Texas Historical Marker

Saint Mary's Cemetery

West · McLennan County · placed 1994

Hear Duane tell it

McLennan County, Texas

Duane's take

Here's my telling of what the official marker says about Saint Mary's Cemetery, out there in McLennan County. Pull over if you can, because this one deserves a moment. Now, before there was a West, Texas — before there was much of anything in northern McLennan County — there were Catholic settlers findin' their way to Sunday services at St.

Martin's Church in Tours, five miles southeast of where West stands today. Five miles is a long walk when you're talkin' about faith and frontier. Then something began to shift.

In the late nineteenth century, waves of immigrant Catholic families arrived — Czech, Moravian, Slovak, German — and they kept comin'. And when enough people put down roots in a new place, they build something permanent. So a new parish was established in West.

St. Mary's Church of the Assumption went up in 1892. And then, the very next year — 1893 — a man named Joseph Hromadka and his wife Maria sold a piece of land at this very site to the Catholic Diocese.

The purpose: a cemetery. Now here is where the story turns quiet and solemn, the way cemeteries always do. Among the first to be buried here were Vaclav Masek, born in 1838 and gone by 1892, and Mary Cocek, born in 1875 and gone by 1893.

The parish was barely standing, the ground barely consecrated, and already it was receiving the dead. Today, more than two thousand seven hundred souls rest in this ground. Pioneer settlers.

Immigrants who crossed an ocean to build something new. Military veterans. Priests who gave their ministry to St.

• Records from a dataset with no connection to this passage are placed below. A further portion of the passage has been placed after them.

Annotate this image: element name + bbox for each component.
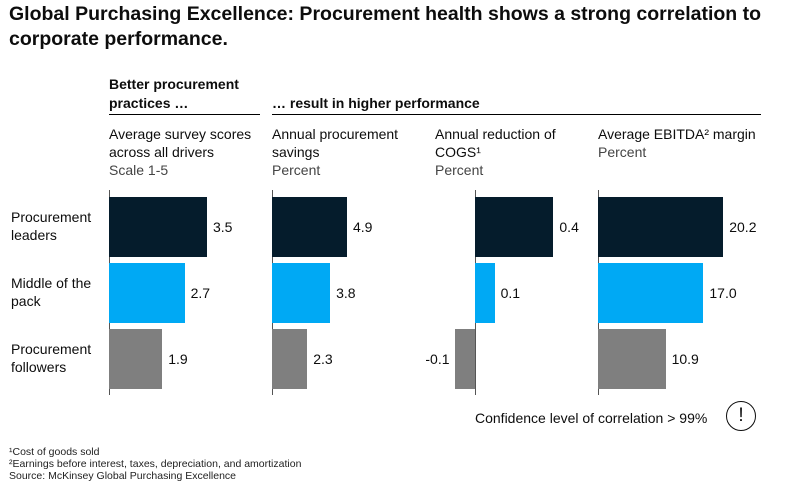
panel-header-cogs: Annual reduction of COGS¹ Percent: [435, 125, 575, 179]
panel-unit-ebitda: Percent: [598, 144, 647, 160]
panel-title-survey: Average survey scores across all drivers: [109, 126, 252, 160]
value-label-savings-followers: 2.3: [313, 351, 333, 367]
panel-unit-cogs: Percent: [435, 162, 484, 178]
bar-survey-followers: [109, 329, 163, 389]
value-label-cogs-middle: 0.1: [500, 285, 521, 301]
row-label-followers: Procurement followers: [11, 341, 92, 375]
row-label-middle: Middle of the pack: [11, 275, 92, 309]
bar-ebitda-leaders: [598, 197, 724, 257]
bar-savings-leaders: [272, 197, 347, 257]
value-label-ebitda-middle: 17.0: [709, 285, 737, 301]
bar-cogs-middle: [475, 263, 495, 323]
panel-title-savings: Annual procurement savings: [272, 126, 399, 160]
value-label-savings-leaders: 4.9: [352, 219, 373, 235]
bar-ebitda-middle: [598, 263, 704, 323]
panel-header-savings: Annual procurement savings Percent: [272, 125, 422, 179]
panel-header-ebitda: Average EBITDA² margin Percent: [598, 125, 768, 161]
chart-title: Global Purchasing Excellence: Procuremen…: [9, 3, 762, 50]
exclamation-icon: !: [726, 401, 756, 431]
value-label-cogs-leaders: 0.4: [559, 219, 579, 235]
footnote-ebitda: ²Earnings before interest, taxes, deprec…: [9, 458, 302, 470]
panel-unit-savings: Percent: [272, 162, 321, 178]
group-heading-practices: Better procurement practices …: [109, 76, 239, 111]
bar-cogs-leaders: [475, 197, 554, 257]
value-label-survey-middle: 2.7: [190, 285, 211, 301]
bar-survey-middle: [109, 263, 185, 323]
row-label-leaders: Procurement leaders: [11, 209, 92, 243]
bar-survey-leaders: [109, 197, 207, 257]
group-underline-practices: [109, 114, 260, 115]
value-label-ebitda-followers: 10.9: [671, 351, 699, 367]
value-label-survey-followers: 1.9: [168, 351, 188, 367]
bar-cogs-followers: [455, 329, 475, 389]
value-label-ebitda-leaders: 20.2: [729, 219, 757, 235]
group-heading-performance: … result in higher performance: [272, 95, 480, 111]
footnote-cogs: ¹Cost of goods sold: [9, 446, 100, 458]
confidence-text: Confidence level of correlation > 99%: [475, 410, 708, 426]
panel-header-survey: Average survey scores across all drivers…: [109, 125, 269, 179]
bar-ebitda-followers: [598, 329, 666, 389]
value-label-savings-middle: 3.8: [336, 285, 356, 301]
bar-savings-middle: [272, 263, 331, 323]
panel-unit-survey: Scale 1-5: [109, 162, 169, 178]
group-underline-performance: [272, 114, 761, 115]
panel-title-cogs: Annual reduction of COGS¹: [435, 126, 556, 160]
bar-savings-followers: [272, 329, 308, 389]
footnote-source: Source: McKinsey Global Purchasing Excel…: [9, 470, 237, 482]
panel-title-ebitda: Average EBITDA² margin: [598, 126, 756, 142]
value-label-survey-leaders: 3.5: [213, 219, 233, 235]
value-label-cogs-followers: -0.1: [425, 351, 450, 367]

Mary's parish. And members of several generations of some families — grandparents, parents, children, laid side by side in the same earth their people chose. One grave in particular draws the eye.

Beneath a large stone cross in the western section of the graveyard lies the Rev. Monsignor Joseph Pelnar, born in 1865, died in 1940, who led this parish for forty years. Forty years of baptisms and funerals, of feast days and hard winters, of a community findin' its footing in Texas soil.

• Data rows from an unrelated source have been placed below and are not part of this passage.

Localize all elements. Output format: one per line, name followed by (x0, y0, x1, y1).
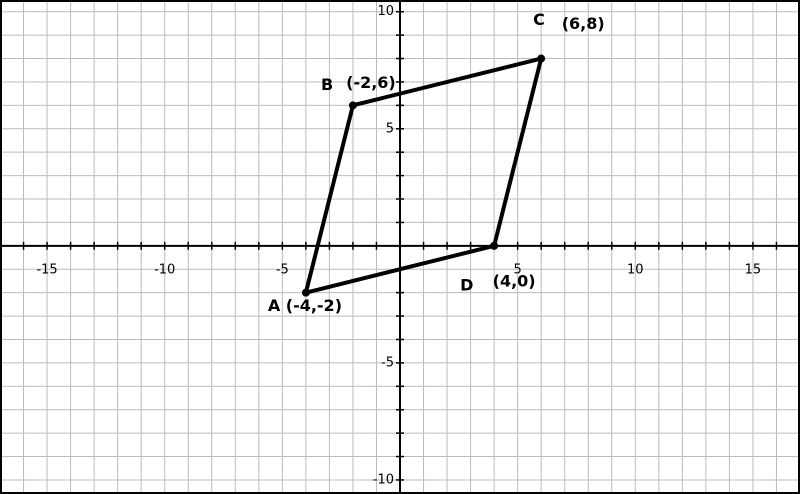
x-tick-label: 15 (745, 262, 762, 277)
x-tick-label: 10 (627, 262, 644, 277)
marks: A (-4,-2) B (-2,6) C (6,8) D (4,0) (268, 10, 605, 315)
x-tick-label: -15 (36, 262, 57, 277)
vertex-name: D (460, 275, 473, 294)
vertex-name: C (533, 10, 545, 29)
vertex-label: (-2,6) (346, 73, 396, 92)
vertex (301, 288, 310, 297)
vertex-label: (6,8) (562, 14, 605, 33)
y-tick-label: -5 (381, 355, 394, 370)
y-tick-label: 5 (386, 121, 394, 136)
x-tick-label: -10 (154, 262, 175, 277)
vertex (348, 101, 357, 110)
vertex-name: B (321, 75, 333, 94)
y-tick-label: 10 (377, 4, 394, 19)
vertex (490, 241, 499, 250)
y-tick-label: -10 (373, 472, 394, 487)
x-tick-label: -5 (276, 262, 289, 277)
x-tick-label: 5 (514, 262, 522, 277)
vertex-label: (-4,-2) (286, 296, 342, 315)
vertex-name: A (268, 296, 281, 315)
vertex (537, 54, 546, 63)
vertex-label: (4,0) (493, 271, 536, 290)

Walk through those grounds and you'll notice something else. Many of the graves are marked with distinctive marble tombstones or metal ornamentation — and a large number of the inscriptions and epitaphs are written in the Czech language. These families came a long way, and they were not about to let the old tongue go quiet.

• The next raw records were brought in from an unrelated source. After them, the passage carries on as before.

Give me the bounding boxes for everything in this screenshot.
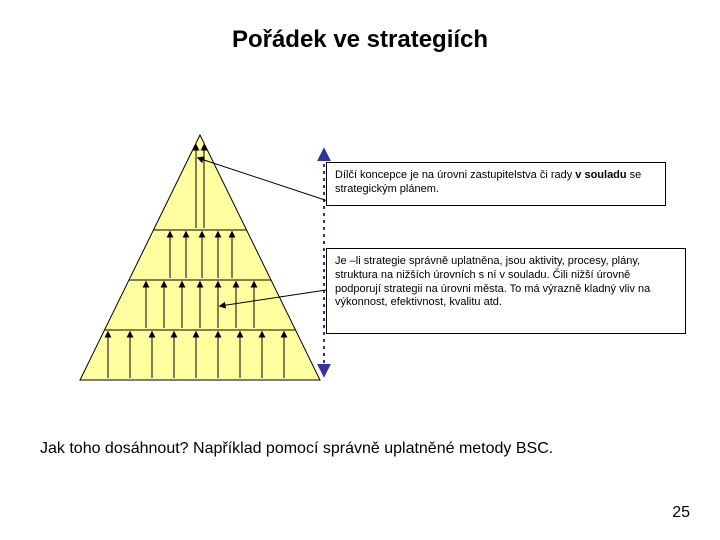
- page-number: 25: [672, 504, 690, 522]
- callout-top: Dílčí koncepce je na úrovni zastupitelst…: [326, 162, 666, 206]
- pyramid: [75, 135, 325, 380]
- callout-bottom: Je –li strategie správně uplatněna, jsou…: [326, 248, 686, 334]
- bottom-question: Jak toho dosáhnout? Například pomocí spr…: [40, 440, 553, 458]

The marker says Saint Mary's Cemetery serves as a visible image of the area's rich cultural history. I'd say that's about right. More than two thousand seven hundred stories, carved in marble and Czech and memory, right there in McLennan County.

That ground holds a lot.

What the marker says

Early Catholic settlers in northern McLennan County worshipped at St. Martin's Church in Tours, five miles southeast of present West. After more immigrant Catholic families of Czech, Moravian, Slovak, and German origin moved to the area in the late 19th century, a new parish was established in west. St. Mary's Church of the Assumption was built in 1892, and in 1893 Joseph and Maria Hromadka sold land at this site to the Catholic Diocese for development as a cemetery are those of Vaclav Masek (1838-1892) and Mary Cocek (1875-1893) Among the more than 2,700 persons buried here are pioneer settlers, immigrants, military veterans, members of several generations of some families, and priests who have served St. Mary's parish. The Rev. Monsignor Joseph Pelnar (1865-1940), who led the Parish for forty years, is buried beneath the large stone cross in the western section of the graveyard. Many of the graves are marked with distinctive marble tombstones or metal ornamentation; a large number of inscriptions and epitaphs are in the Czech language. The cemetery serves as a visible image of the area's rich cultural history.